# removing old guides



## pacecountryboy (Feb 27, 2012)

what is the best way remove the old guide off of my rods i got about 8 or so rods with broken guide that i got to practice building rods with just want know if there is any tricks to it before i mess them up cause i would like save some of them if i can most of them are fairly nice penn rods any help would be nice


----------



## Pompano Joe (Jan 28, 2009)

I use a heat gun to loosen up the flex coat. Then cut them off with a razor knife.


----------



## pacecountryboy (Feb 27, 2012)

thanks iam going to have to try that for shure


----------



## barefoot (Nov 3, 2011)

Pompano Joe said:


> I use a heat gun to loosen up the flex coat. Then cut them off with a razor knife.


++ that...be very careful when cutting the coating off...it's easy to scar the rod.


----------



## Ocean Master (May 20, 2008)

Same here..


----------



## tiderider (Oct 1, 2007)

I use a propane torch to bubble the finish then carefully use a razor blade to cut the wrappings.
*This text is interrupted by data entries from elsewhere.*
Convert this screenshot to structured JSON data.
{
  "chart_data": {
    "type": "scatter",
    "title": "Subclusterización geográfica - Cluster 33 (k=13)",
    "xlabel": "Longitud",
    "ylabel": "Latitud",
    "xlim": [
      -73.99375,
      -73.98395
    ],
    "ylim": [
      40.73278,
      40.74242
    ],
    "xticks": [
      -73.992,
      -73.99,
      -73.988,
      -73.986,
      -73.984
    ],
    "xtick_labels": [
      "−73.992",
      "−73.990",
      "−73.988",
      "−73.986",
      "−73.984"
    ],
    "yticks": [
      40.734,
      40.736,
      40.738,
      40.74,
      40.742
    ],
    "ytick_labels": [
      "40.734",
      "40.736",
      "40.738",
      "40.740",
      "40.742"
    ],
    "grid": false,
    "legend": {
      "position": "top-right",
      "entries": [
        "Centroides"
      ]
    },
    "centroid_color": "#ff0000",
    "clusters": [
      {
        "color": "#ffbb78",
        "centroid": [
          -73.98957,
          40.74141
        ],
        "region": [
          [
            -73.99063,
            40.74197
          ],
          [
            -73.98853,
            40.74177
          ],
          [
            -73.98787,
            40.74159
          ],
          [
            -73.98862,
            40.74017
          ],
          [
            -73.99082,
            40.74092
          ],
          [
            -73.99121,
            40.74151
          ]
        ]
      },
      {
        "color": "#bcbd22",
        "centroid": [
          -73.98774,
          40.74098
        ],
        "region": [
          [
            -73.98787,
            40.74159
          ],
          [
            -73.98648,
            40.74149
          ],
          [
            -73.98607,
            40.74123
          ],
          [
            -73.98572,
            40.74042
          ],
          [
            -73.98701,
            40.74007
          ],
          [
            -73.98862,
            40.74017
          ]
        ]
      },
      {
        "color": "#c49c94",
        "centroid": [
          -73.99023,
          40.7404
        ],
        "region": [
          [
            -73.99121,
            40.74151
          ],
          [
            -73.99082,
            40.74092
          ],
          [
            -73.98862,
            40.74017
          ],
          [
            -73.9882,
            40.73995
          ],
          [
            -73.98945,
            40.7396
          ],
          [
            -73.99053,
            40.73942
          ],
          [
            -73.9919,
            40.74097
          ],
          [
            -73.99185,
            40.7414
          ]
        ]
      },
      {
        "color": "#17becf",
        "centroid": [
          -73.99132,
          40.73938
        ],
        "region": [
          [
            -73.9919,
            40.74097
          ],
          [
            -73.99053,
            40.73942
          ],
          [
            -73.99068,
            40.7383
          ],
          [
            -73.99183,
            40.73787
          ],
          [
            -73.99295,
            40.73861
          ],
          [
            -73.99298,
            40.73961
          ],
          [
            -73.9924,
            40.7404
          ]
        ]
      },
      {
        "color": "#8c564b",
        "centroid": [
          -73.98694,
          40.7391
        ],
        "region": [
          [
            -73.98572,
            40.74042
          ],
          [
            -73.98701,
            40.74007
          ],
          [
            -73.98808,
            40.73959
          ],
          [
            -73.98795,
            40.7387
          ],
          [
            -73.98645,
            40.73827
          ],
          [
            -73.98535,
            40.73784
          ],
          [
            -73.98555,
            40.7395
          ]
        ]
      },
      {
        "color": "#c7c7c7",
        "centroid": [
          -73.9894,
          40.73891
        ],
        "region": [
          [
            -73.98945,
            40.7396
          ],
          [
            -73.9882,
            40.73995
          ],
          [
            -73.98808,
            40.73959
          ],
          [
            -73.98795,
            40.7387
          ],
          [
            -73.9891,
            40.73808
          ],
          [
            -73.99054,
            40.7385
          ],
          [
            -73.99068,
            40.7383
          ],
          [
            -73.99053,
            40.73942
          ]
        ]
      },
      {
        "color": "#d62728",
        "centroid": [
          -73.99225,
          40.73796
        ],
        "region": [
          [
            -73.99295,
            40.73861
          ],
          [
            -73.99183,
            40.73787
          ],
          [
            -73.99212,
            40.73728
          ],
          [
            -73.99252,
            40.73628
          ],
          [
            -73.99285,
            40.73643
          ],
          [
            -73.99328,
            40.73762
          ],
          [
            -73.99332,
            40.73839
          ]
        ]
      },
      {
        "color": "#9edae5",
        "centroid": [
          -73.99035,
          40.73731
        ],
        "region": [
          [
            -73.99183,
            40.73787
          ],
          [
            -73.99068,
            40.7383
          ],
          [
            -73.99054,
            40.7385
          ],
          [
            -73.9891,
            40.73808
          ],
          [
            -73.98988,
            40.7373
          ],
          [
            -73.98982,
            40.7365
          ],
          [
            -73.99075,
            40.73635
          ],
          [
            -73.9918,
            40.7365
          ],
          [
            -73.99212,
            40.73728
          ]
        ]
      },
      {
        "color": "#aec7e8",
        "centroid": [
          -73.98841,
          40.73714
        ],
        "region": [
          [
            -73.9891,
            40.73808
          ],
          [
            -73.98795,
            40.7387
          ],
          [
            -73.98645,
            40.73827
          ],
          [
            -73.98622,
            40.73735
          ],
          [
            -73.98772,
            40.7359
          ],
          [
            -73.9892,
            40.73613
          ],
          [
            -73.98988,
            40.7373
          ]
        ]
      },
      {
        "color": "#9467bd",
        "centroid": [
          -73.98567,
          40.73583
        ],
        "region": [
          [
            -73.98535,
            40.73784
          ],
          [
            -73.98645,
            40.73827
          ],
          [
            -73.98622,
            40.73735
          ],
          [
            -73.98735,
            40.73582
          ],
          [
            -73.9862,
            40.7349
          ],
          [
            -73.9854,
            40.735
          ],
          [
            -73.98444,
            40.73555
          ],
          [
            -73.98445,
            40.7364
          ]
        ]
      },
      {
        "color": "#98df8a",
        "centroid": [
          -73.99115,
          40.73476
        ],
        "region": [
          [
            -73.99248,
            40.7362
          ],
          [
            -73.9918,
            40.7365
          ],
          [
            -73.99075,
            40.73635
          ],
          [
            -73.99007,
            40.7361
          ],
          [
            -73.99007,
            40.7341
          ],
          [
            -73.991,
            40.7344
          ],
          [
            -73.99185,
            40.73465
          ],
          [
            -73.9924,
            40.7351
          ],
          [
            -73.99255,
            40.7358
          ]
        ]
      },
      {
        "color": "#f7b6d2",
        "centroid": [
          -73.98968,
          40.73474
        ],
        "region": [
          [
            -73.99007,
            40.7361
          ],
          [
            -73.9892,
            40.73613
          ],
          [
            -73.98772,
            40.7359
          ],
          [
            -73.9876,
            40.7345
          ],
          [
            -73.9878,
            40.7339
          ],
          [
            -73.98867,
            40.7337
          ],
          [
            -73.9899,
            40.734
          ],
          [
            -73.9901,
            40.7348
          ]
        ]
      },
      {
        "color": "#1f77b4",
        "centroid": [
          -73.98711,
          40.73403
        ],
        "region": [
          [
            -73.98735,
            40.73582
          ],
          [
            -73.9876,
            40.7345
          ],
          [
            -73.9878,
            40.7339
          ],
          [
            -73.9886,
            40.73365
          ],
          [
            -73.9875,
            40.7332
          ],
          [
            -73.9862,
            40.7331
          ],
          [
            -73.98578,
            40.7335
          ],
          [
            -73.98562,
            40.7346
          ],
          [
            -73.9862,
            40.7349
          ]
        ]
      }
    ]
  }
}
Take your time and be cautious, you can easily ruin your rod if done improperly.


----------



## aqua-holic (Jan 23, 2010)

I use a heat gun and razor blade too, but I only cut the thread that is on the guide foot, then unwrap the remainder of the thread to keep from scoring the blank. When the epoxy is warm, it unwraps fairly easily.

Steve


----------



## Chris V (Oct 18, 2007)

aqua-holic said:


> I use a heat gun and razor blade too, but I only cut the thread that is on the guide foot, then unwrap the remainder of the thread to keep from scoring the blank. When the epoxy is warm, it unwraps fairly easily.
> 
> Steve


 Same here and I only heat it just enough to soften the flex coat.


----------



## jcallaham (Dec 13, 2009)

2nd question, once the guides are off,there is some kind of clear coat that's peeling off in places. what do we do with that?


----------



## Pompano Joe (Jan 28, 2009)

*Rods*



jcallaham said:


> 2nd question, once the guides are off,there is some kind of clear coat that's peeling off in places. what do we do with that?


Good morning Jim...I always mark a beginning and ending spot with masking tape unless I'm stripping the entire rod. Otherwise, my tendency is to just keep going. Many times flex coat will release when heated. It's a tedious process, but then you have to just chip it off. Score the rod where you want to stop to get an even break.


----------



## pacecountryboy (Feb 27, 2012)

well i dont have a heat gun but i used a lighter on one of rods that was broke just to see how it would work and it did great thanks for the input guys really helped out now maybe i can put my new rod dryer to use


----------